Most modern windmills (some people call them wind turbines by the way) have three blades. A number of variations have been tried, two blades, even one blade – but three blades works the best, it’s won the evolutionary battle so to speak.
And most modern windmills rotate clockwise. We don’t think there’s any particular reason for that and there have been some that rotate the other way. But if you see a windmill in Britain and it’s rotating anti clockwise – you’re looking at it from behind.
Windmills are computer controlled. One of the main jobs is to keep the windmill facing the wind. To do this the computer monitors the direction and speed of the wind using instruments on top of the windmill. With this data the ‘hub’ of the windmill (the bit the three blades are attached to) is kept turned so that the blades are always facing into the wind. And the blades themselves are pitched (twisted) to either be catching the wind – or shedding it, if the circumstances require it.

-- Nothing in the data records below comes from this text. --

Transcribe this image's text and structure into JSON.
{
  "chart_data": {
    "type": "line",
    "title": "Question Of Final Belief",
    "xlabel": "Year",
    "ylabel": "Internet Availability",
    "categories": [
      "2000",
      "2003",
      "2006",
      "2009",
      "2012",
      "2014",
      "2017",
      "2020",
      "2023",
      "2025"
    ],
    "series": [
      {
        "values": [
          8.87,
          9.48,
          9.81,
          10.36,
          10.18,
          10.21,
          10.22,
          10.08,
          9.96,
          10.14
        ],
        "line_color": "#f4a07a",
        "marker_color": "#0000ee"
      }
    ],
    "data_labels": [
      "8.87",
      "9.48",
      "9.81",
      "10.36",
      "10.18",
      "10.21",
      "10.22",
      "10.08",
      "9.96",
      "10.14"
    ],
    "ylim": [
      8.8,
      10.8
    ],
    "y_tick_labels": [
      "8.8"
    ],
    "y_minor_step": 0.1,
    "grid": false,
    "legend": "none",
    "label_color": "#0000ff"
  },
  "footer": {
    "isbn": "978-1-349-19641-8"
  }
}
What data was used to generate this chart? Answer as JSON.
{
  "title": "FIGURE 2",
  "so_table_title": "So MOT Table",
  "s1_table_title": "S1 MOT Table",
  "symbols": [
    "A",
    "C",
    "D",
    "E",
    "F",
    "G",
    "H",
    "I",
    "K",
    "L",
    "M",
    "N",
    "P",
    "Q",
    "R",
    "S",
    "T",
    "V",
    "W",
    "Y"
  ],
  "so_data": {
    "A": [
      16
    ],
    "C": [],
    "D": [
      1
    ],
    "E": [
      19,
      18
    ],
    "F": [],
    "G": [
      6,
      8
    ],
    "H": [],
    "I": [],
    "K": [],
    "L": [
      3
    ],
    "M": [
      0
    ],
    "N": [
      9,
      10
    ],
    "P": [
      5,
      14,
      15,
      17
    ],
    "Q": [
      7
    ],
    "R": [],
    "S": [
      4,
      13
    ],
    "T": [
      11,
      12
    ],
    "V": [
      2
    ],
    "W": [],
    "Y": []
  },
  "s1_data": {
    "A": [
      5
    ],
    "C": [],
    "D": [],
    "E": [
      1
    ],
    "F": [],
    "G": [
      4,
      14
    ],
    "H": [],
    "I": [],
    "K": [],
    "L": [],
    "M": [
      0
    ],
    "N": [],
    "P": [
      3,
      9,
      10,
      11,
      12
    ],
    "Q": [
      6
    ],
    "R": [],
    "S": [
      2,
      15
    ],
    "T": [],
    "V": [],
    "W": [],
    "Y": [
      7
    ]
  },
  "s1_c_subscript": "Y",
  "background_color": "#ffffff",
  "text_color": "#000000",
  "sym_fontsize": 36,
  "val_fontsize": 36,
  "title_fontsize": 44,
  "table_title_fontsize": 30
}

Windmills might shed the wind in a gale for example (when there’s too much energy in the wind) or if there was a fault with the grid or the windmill itself.
The blades of a windmill are aerodynamically optimised to make the most of the energy in the wind and turn it into rotational energy – making the blades spin round.
These blades are connected to a generator, sometimes through a gearbox (in what’s known as ‘fixed speed’ machines) and sometimes connected directly (in what are known as ‘variable speed’ or ‘direct drive’ machines) – in both cases the generator converts the mechanical energy – the rotation of the blades – into electrical energy. Electricity. Green electricity of course.
Fixed speed machines run at one speed of rotation, whatever the wind speed. While variable speed machines speed up and down as the wind speeds up and down – which it does all the time.
Fixed speed windmills use a gearbox to create electricity at the right frequency for the grid, 50Hz for the UK. Variable speed machines use electronics to do the same job – we sometimes think of this as an electronic gearbox.
In both cases, once the electricity is made, and made suitable to enter the local grid, that’s where we send it - via underground cables. From where it can be used to power your home, or someone else’s.
The energy payback of a modern windmill (the time it takes to get back the energy used to manufacture and install each windmill) is between 6 and 9 months – depending on location (some places are more windy than others). After that, for perhaps another 20 to 25 years, windmills bring a big net gain of clean energy and avoided carbon emissions.
The earth is warming at an alarming rate, we are running out of fossil fuels, and it is long past time for us to take action to correct these problems.